WotWIt was 1968 and I was eleven or twelve years old when I bought my first book with my own money. This is a pic of the cover of the very edition I bought. Not only do I still own it, it’s in pretty good nick for a book that’s 47 years old (this edition was published by Penguin in 1967). I love the cover; it reminds me of the pseudo-Edwardian craze that briefly inhabited British art at the end of the 60s, reflected in everything from men’s fashion to the design of the Wild Woodbine cigarette pack.
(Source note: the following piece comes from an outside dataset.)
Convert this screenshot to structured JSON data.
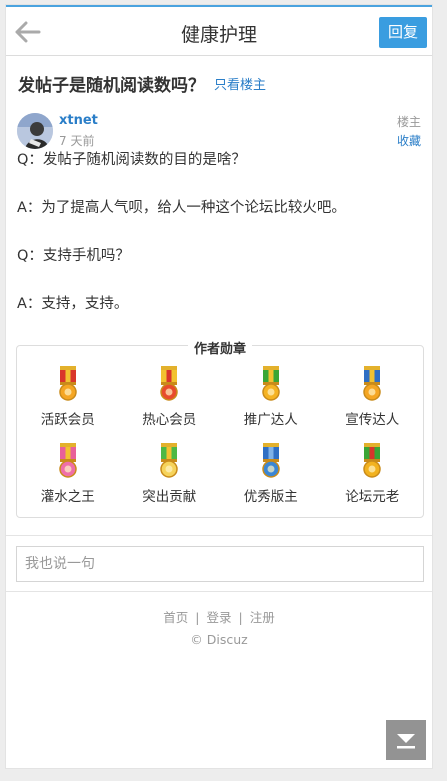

I knew of H.G. Wells, but had never read any of his work. I also knew about The War of the Worlds, mainly because I’d seen and loved the 1953 George Pal film on television the year before (tragically, in b&w). I was reading every science fiction book I could lay my hands on, and I was curious to see how it would read. I think it cost me all of 60 cents.

I was sucked in from the moment I read the first paragraph: “No one would have believed, in the last years of the nineteenth century, that human affairs were being watched keenly and closely by intelligences greater than man’s and yet as mortal as his own … intellects vast and cool and unsympathetic … ”

Thanks to Spielberg’s 2015 version, whenever I read those words now I hear Morgan Freeman’s baritone in my ears. To be fair, before Freeman it was Richard Burton’s voice I heard in my head, thanks to Jeff Wayne’s 1978 concept album. But whatever voice delivers the words, it is the writing – the phrasing, especially – that makes it ring.

The first section of the book, dealing with the invasion and its immediate aftermath, is still something I reread every year or so. And to this day I have not read or seen anything that imparts the same level of dread at the first appearance of a malevolent alien than the glistening, bear-sized mass that slithers from the Martian cylinder on Horsell Common. The only experience that comes close is the first glimpse of the creature in the Ridley Scott’s Alien, but that monster is clean-limbed and somehow thoroughly modern and mechanical, whereas Wells’ Martians are obscenely chthonic and organic.

The story’s influence on science fiction is probably immeasurable. Every alien invasion story owes something to Wells’ original.

For a long time I’d wanted to write something set in the same universe, or at least the same milieu. I’ve always admired Brian Aldiss’s homage “The Saliva Tree”, actually written to celebrate the centenary of Wells’ birth in 1866, and hankered to do something similar. In the end, my story “The Empire” unmistakably used The War of the Worlds as its spine, even if it mixes in rather a lot from the period, including music hall and Gilbert & Sullivan.

The film I would like to see almost more than any other, would be a version of The War of the Words that places the story in the period Wells himself placed it. Surely such a film would be the perfect vanguard for an effective steampunk invasion of the big screen?